Итак, конституция оказалась консервативной, но благодаря ей открывались большие возможности для дальнейших соглашений между партиями. Достаточно большие хотя бы для того, чтобы Сагаста и Конституционная партия вернулись в систему, рассчитывая на доступ к власти без бойкотов и восстаний. Однако Кановас не торопился — напротив, даже если уже тогда у него имелись планы организовать мирное чередование партий у власти, планы, которые будут реализованы годы спустя, он постарался отложить соглашение. В течение этого, можно сказать, подготовительного периода Кановас не только отказался от монополии на власть, типичной для «умеренных», но и после четырех лет у власти передал правительство самому авторитетному из генералов, Арсенио Мартинесу Кампосу. Тот объявил выборы в кортесы, и Кановас снова возглавил правительство. Великий архитектор Реставрации явно не торопился с достройкой своего здания, вероятно потому, что ему пока не хватало чертежей.

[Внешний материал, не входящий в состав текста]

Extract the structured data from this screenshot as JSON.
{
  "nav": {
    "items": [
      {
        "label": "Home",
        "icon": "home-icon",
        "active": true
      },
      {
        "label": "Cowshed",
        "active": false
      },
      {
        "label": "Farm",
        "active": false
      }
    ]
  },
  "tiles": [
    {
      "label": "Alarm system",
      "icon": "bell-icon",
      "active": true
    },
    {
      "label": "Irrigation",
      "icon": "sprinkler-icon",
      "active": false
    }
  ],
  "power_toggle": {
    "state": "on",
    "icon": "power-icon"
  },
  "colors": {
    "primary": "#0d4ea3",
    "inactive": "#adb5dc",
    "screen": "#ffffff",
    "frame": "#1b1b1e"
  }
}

Только тогда, когда позиции консерваторов стали слабеть, или, возможно, тогда, когда начали появляться оппозиционные группы, а главный архитектор оказался в замешательстве, король предложил возглавить правительство лидеру оппозиции Сагасте. На дворе был февраль 1881 г., и Сагаста в раздражении, что его заставили так долго ждать королевского предложения, уже успел объединить остатки либеральных сил. Его Конституционная партия завершила слияние с партией Парламентского Центра во главе с Мануэлем Алонсо Мартинесом и Херманом Гамасо. К ним присоединились друзья Мартинеса Кампоса, обиженного на Кановаса из-за маневра с выборами. Новая Либеральная Объединенная партия под руководством Сагасты была в состоянии предстать перед монархом в полной готовности принять власть. При дворе этих усилий не оценили, и тогда Сагаста начал угрожать поддержкой военного мятежа, который планировали близкие к нему генералы. Действительно, нежелание Кановаса отказаться от власти побуждало к насилию тех, кто уже не надеялся получить ее мирно. В конце концов Альфонсо XII согласился поручить правительство лидеру Либеральной Объединенной партии, и тот принял предложение не задумываясь. Это был решающий этап формирования новой системы. Бывшие прогрессисты приняли новую консервативную конституцию и согласились участвовать в политической игре под управлением короля — носителя так называемой «королевской прерогативы».
Сагаста впервые пришел к власти спустя шесть лет и один месяц после того, как ему пришлось уступить власть Кановасу в результате государственного переворота, организованного генералом Мартинесом Кампосом. Все эти годы, пока Кановас возглавлял правительство (за исключением коротких периодов, когда у власти находились генералы Ховельяр и Мартинес Кампос), казалось, было сделано все возможное, чтобы режим Реставрации походил на реакционный режим. Либералы постарались сбалансировать ситуацию. Принятые ими правительственные циркуляры отменили декрет Оровио и разрешили изгнанным профессорам вернуться в аудитории, санкционировали торжественные мероприятия в память о Республике, сняли запрет на обсуждение политических проблем, возобновили издание газет, закрытых из-за цензурных ограничений, — одним словом, расширили возможности публичных дискуссий. В конце концов 26 июля 1883 г. был принят Закон о печати, положивший начало блестящему периоду в развитии политической прессы и издательского дела, который продлится вплоть до 1930-х гг.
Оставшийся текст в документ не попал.